C’est la rentrée avant la rentrée. Un mois après son retour au pays, le Président Abdelaziz Bouteflika, vient de faire deux apparitions, mercredi et jeudi derniers, à la télévision. Deux brèves apparitions mais qui suffisent à créer l’événement. Deux brèves apparitions et sans prise de parole mais ô combien éloquentes.
Les observateurs qui suivent de près et depuis longtemps la scène politique du pays et plus particulièrement l’activité présidentielle savent que ces apparitions n’ont rien d’anodines. Elles répondent à une nécessité liée à l’évolution de l’actualité. Deux points forts de cette actualité pourraient expliquer cette montée au créneau du président de la république. Sur le plan intérieur, il y a cette sortie médiatique, lundi dernier, du procureur général d’Alger au sujet de l’affaire dite «Sonatrach 2» qui a secoué, avec une certaine intensité, le microcosme politique. Il y a aussi, bien sûr, la situation qui a dégénéré, mercredi dernier, en Egypte, avec ses risques de contagion sur la Tunisie, qui constitue l’autre grand moment de l’actualité. Car et si nous reprenons le fil, on s’aperçoit qu’au moment où le président de la république recevait le Chef d’état major, Ahmed Gaïd Salah, auquel il a donné «des orientations pour le renforcement des moyens et des efforts pour sécuriser les frontières du pays», le premier ministre, Abdelmalek Sellal, en visite à Skikda, a évoqué le même volet militaire. Il a rappelé que «l’Algérie est entourée de pays en crise» avant d’affirmer que notre pays «possède les moyens et les potentialités à même d’assurer sa défense». Allant même jusqu’à rappeler que «des puissances l’ont sollicitée (l’Algérie) pour peser de tout son poids en tant que force régionale». On comprend aisément que la simultanéité de l’audience du général et les propos du premier ministre forment un seul et même message concerté en direction de l’étranger. Ceci pour jeudi, soit au lendemain de l’assaut des militaires égyptiens au Caire et qui a embrasé l’ensemble de leur pays.
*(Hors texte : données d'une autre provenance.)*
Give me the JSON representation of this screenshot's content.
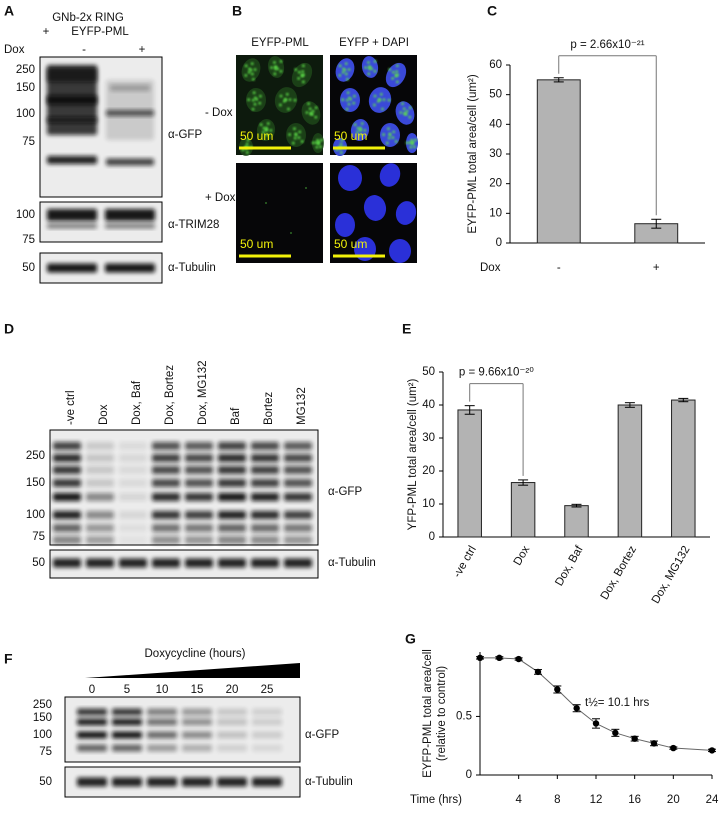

La première apparition, celle de mercredi, de Bouteflika, sonne, quant à elle, comme un rappel à l’ordre du personnel politique national. Un rappel à l’ordre qui n’est toutefois pas sans lien avec le développement de la crise dans le monde arabe. En effet et dans un tel contexte régional le seul réflexe patriotique à avoir est le resserrement des rangs. Or, la conférence de presse du procureur général portait le sceau de la précipitation. Pour avoir été mal préparée. Et disproportionnée pour avoir été choisie à la place d’un simple communiqué, plus adapté pour ce genre d’annonce. Pour un mandat d’arrêt lancé deux semaines auparavant. Partie avec l’intention d’éclairer l’opinion publique, elle a ajouté des coins d’ombre que le président de la commission nationale des droits de l’homme, Farouk Ksentini, n’a pas manqué de relever. Perturber le front intérieur au moment où une menace extérieure se fait plus précise n’était certainement pas la meilleure chose à faire. D’ailleurs et si à la première apparition, le président Bouteflika était concentré sur le compte rendu du premier ministre, à la seconde c’était tout autre chose. Il avait changé son peignoir contre une chemise blanche et s’est retroussé les manches. Son regard, perçant et glacial, exprimait une grande contrariété. Il a cette capacité de s’exprimer sans avoir besoin de parler. Ses deux apparitions, coup sur coup, semblent annoncer la fin de sa convalescence et une rentrée politique avant l’heure. Ce qui réveillera, on s’en doute, l’ensemble de la classe politique, qui doit être pressée de reprendre ses gesticulations habituelles. Prise de court, tout de même, par une rentrée avant la rentrée!